There's no concern about blocking the sunlight because the only people in that yard are railroad employees. Sometimes a tunnel is chosen over a bridge to mitigate noise, but the trains will emerge from the tunnel close to the densest residential population, in Sunnyside Gardens. Grade elevation isn't a major concern because the yards are wide and the northernmost tracks are elevated, allowing for a relatively gentle slope, but if the grade is too steep, it would be possible to put in a bend.
And yet in the Final Environmental Impact Statement there is only one option considered for the Queens route: "crossing beneath the railroad yards." There's only one real reason I can think of to tunnel instead of building a bridge: a tunnel would get in the way of the convention center.

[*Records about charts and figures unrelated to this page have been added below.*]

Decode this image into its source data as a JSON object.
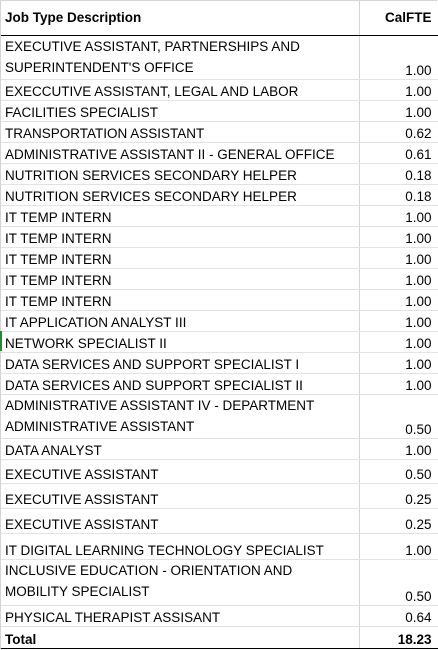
{
  "header": {
    "description": "Job Type Description",
    "fte": "CalFTE"
  },
  "rows": [
    {
      "lines": [
        "EXECUTIVE ASSISTANT, PARTNERSHIPS AND",
        "SUPERINTENDENT'S OFFICE"
      ],
      "fte": "1.00"
    },
    {
      "lines": [
        "EXECCUTIVE ASSISTANT, LEGAL AND LABOR"
      ],
      "fte": "1.00"
    },
    {
      "lines": [
        "FACILITIES SPECIALIST"
      ],
      "fte": "1.00"
    },
    {
      "lines": [
        "TRANSPORTATION ASSISTANT"
      ],
      "fte": "0.62"
    },
    {
      "lines": [
        "ADMINISTRATIVE ASSISTANT II - GENERAL OFFICE"
      ],
      "fte": "0.61"
    },
    {
      "lines": [
        "NUTRITION SERVICES SECONDARY HELPER"
      ],
      "fte": "0.18"
    },
    {
      "lines": [
        "NUTRITION SERVICES SECONDARY HELPER"
      ],
      "fte": "0.18"
    },
    {
      "lines": [
        "IT TEMP INTERN"
      ],
      "fte": "1.00"
    },
    {
      "lines": [
        "IT TEMP INTERN"
      ],
      "fte": "1.00"
    },
    {
      "lines": [
        "IT TEMP INTERN"
      ],
      "fte": "1.00"
    },
    {
      "lines": [
        "IT TEMP INTERN"
      ],
      "fte": "1.00"
    },
    {
      "lines": [
        "IT TEMP INTERN"
      ],
      "fte": "1.00"
    },
    {
      "lines": [
        "IT APPLICATION ANALYST III"
      ],
      "fte": "1.00"
    },
    {
      "lines": [
        "NETWORK SPECIALIST II"
      ],
      "fte": "1.00"
    },
    {
      "lines": [
        "DATA SERVICES AND SUPPORT SPECIALIST I"
      ],
      "fte": "1.00"
    },
    {
      "lines": [
        "DATA SERVICES AND SUPPORT SPECIALIST II"
      ],
      "fte": "1.00"
    },
    {
      "lines": [
        "ADMINISTRATIVE ASSISTANT IV - DEPARTMENT",
        "ADMINISTRATIVE ASSISTANT"
      ],
      "fte": "0.50"
    },
    {
      "lines": [
        "DATA ANALYST"
      ],
      "fte": "1.00"
    },
    {
      "lines": [
        "EXECUTIVE ASSISTANT"
      ],
      "fte": "0.50"
    },
    {
      "lines": [
        "EXECUTIVE ASSISTANT"
      ],
      "fte": "0.25"
    },
    {
      "lines": [
        "EXECUTIVE ASSISTANT"
      ],
      "fte": "0.25"
    },
    {
      "lines": [
        "IT DIGITAL LEARNING TECHNOLOGY SPECIALIST"
      ],
      "fte": "1.00"
    },
    {
      "lines": [
        "INCLUSIVE EDUCATION - ORIENTATION  AND",
        "MOBILITY SPECIALIST"
      ],
      "fte": "0.50"
    },
    {
      "lines": [
        "PHYSICAL THERAPIST ASSISANT"
      ],
      "fte": "0.64"
    }
  ],
  "total": {
    "label": "Total",
    "fte": "18.23"
  },
  "colors": {
    "grid": "#d4d4d4",
    "flag": "#1e8c3a"
  }
}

For years, developers, city planners and politicians have been quietly preparing to build a deck over the Yards and develop the area. Because NIMBYs were so successful at "protecting the residential quality" of most of the city's neighborhoods, the amount of new housing that can be built as of right in the city is not enough to accommodate everyone who wants to live here and bring rents down. Planners and developers see one of the largest uninhabited areas in the city, right next to the huge Queens Plaza station and the underused 36th Street stop, and they want to put something there. It figured prominently in the city's discussions about Olympic development, and a report from Alex Garvin and Associates to the Economic Development Corporation in 2006 called it "the city's single greatest opportunity to increase the housing supply and simultaneously improve the quality of the public realm."

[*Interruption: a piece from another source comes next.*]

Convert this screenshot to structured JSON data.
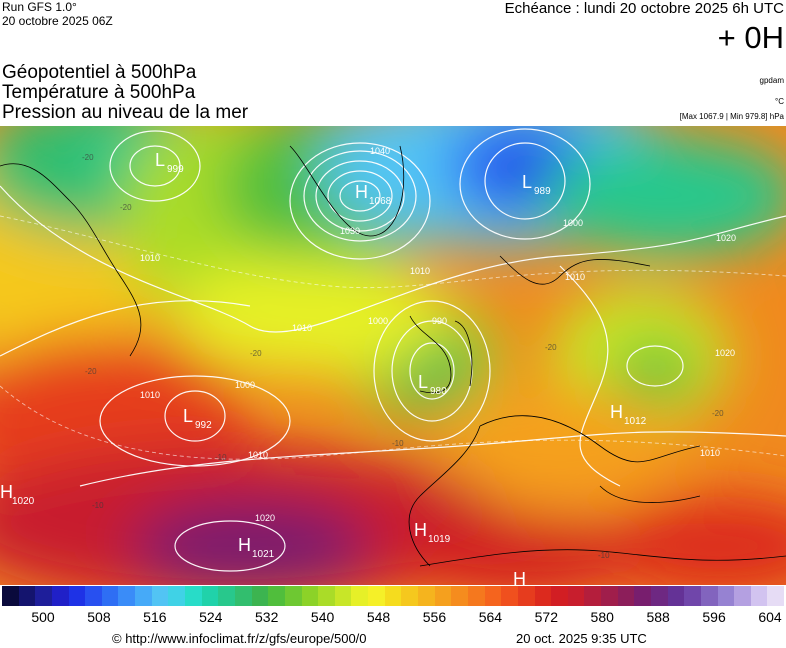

Building over a rail yard is a strategy that made millions for the New York Central Railroad a hundred years ago. Railroad managers, now mostly government employees in the city, long to replicate that success. That was the idea behind the Atlantic Yards development in Brooklyn and now the Hudson Yards development in Manhattan, and they've got other yards in the Bronx to follow Sunnyside. Never mind that Atlantic Yards was a crappy deal for the MTA and the Hudson Yards isn't looking quite as successful as forecast. The city's elites are still hung up on the idea: in 2012 Dan Doctoroff found some interest for it at the Municipal Art Society.

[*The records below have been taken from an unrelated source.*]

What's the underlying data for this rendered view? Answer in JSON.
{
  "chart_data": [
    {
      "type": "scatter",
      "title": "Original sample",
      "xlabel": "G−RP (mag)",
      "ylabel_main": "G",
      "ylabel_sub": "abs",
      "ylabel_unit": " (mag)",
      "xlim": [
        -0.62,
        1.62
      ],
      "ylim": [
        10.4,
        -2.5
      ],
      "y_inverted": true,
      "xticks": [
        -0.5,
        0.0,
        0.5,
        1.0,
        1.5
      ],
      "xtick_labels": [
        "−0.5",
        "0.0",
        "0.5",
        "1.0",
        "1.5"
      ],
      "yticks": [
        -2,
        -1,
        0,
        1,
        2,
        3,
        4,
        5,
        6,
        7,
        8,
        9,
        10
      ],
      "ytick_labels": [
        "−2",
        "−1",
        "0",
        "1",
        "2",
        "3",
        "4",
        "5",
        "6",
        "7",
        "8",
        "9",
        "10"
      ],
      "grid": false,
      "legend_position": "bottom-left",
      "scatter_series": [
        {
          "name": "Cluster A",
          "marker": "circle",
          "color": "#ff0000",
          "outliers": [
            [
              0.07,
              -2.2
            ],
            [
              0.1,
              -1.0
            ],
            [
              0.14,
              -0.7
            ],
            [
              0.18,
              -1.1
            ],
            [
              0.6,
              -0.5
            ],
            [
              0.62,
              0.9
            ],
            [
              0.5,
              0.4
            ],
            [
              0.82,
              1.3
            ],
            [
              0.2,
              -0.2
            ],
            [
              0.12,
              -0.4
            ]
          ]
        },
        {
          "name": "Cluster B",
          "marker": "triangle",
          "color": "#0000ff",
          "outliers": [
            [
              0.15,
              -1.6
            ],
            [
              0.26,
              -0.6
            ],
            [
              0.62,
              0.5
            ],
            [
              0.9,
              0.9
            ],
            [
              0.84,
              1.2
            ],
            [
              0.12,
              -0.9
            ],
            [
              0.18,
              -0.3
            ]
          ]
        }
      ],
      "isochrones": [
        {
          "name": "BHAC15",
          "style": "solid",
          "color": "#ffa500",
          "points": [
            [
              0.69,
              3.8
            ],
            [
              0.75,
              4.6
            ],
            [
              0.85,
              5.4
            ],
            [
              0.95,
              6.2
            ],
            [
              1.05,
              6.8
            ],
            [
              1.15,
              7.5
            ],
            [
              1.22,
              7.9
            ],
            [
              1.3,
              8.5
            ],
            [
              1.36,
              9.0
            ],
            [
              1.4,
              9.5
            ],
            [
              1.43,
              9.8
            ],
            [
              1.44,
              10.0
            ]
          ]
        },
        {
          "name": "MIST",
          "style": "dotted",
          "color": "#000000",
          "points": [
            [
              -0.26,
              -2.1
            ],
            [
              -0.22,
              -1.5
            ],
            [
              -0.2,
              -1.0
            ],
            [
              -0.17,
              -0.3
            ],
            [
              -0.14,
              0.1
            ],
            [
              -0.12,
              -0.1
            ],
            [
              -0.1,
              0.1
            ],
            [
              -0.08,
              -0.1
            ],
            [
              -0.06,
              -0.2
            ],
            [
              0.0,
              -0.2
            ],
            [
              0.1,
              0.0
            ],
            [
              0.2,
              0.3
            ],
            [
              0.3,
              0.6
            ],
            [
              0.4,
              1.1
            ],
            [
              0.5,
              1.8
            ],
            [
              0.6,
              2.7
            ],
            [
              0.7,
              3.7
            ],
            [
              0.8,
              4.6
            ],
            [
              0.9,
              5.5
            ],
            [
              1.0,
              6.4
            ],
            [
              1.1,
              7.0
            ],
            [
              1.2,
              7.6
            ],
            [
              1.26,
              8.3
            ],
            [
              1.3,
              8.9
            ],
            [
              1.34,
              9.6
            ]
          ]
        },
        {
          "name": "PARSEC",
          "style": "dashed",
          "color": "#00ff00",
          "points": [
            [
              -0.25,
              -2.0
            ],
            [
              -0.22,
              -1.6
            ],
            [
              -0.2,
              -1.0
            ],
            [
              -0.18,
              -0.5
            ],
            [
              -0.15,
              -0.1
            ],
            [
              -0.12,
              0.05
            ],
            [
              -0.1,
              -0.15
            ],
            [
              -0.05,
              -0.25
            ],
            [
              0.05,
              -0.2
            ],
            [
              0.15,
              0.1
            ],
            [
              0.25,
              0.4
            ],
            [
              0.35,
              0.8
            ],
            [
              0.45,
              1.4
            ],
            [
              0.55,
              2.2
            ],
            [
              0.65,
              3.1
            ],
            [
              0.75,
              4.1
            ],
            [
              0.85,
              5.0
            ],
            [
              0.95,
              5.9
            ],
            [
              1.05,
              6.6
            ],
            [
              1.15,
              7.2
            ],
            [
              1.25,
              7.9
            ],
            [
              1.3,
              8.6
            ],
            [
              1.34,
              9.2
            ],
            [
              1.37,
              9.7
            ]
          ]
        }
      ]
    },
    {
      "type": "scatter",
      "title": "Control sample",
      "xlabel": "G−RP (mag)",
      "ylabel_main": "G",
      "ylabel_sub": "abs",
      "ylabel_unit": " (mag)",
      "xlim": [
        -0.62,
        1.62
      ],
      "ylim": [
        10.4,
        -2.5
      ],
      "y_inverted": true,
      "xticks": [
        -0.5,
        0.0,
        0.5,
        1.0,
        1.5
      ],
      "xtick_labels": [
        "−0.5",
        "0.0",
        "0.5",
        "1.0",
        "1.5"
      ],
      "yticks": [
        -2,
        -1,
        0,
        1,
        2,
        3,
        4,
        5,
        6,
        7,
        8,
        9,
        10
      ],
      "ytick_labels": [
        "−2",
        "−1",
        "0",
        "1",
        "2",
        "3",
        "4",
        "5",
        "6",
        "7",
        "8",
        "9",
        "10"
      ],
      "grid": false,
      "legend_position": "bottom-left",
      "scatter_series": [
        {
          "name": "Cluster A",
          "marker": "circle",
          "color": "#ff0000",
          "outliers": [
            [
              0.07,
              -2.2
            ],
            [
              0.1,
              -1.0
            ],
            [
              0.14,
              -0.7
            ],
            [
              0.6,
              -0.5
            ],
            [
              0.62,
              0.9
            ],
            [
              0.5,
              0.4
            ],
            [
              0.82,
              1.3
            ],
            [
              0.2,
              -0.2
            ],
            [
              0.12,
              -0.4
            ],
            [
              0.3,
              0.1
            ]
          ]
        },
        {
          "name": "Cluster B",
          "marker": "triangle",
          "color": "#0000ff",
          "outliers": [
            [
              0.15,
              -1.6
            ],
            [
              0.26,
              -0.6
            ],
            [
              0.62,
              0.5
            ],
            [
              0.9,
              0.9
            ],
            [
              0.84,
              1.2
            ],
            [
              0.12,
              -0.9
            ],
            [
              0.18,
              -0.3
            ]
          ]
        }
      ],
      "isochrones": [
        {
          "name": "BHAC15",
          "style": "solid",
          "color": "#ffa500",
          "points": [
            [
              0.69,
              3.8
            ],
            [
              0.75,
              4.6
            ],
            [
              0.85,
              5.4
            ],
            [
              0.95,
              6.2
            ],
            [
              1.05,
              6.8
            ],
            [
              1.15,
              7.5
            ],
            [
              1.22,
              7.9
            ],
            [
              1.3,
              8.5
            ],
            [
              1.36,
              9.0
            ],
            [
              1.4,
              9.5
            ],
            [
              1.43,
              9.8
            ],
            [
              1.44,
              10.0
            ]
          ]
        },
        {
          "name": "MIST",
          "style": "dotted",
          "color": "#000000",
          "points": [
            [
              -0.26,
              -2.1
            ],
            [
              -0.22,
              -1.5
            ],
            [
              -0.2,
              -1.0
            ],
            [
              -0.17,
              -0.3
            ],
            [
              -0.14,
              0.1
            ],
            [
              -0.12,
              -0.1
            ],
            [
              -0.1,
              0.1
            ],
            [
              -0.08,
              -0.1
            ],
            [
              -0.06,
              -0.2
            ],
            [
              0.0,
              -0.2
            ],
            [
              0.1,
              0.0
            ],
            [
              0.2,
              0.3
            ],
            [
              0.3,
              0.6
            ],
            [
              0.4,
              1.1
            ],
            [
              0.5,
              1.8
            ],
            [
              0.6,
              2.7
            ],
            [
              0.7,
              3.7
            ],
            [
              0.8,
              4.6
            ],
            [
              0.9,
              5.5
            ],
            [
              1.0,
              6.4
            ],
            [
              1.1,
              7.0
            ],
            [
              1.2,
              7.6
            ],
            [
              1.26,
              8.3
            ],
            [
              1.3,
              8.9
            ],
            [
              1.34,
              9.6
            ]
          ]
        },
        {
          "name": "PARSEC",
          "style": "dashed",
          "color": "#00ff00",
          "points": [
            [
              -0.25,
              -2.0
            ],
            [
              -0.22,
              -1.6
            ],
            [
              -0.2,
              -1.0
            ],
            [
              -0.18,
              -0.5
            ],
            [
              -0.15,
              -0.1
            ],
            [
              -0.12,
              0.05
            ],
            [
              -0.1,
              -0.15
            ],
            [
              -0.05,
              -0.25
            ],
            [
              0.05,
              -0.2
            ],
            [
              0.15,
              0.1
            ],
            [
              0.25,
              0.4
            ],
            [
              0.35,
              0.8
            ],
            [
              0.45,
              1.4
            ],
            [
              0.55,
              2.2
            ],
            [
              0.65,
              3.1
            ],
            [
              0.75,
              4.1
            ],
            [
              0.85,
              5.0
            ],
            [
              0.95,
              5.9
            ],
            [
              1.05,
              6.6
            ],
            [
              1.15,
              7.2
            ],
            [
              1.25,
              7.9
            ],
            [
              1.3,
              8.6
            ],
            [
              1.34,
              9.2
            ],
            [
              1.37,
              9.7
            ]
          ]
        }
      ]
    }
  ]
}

If you look at the map above, the East Side Access tunnel is there, under sections B and C. If it had been built as a bridge, at least part of it would be right where the deck would go, and get in the way of some of the buildings and streets.
I don't know for sure how much the East Side Access designers were thinking about this. But if it played a role at all in their decision to dig a phenomenally expensive tunnel instead of building a bridge, then a significant portion of this multi-billion-dollar federally-funded "transit" project is actually subsidizing a possible future residential and commercial mega-project. Yay?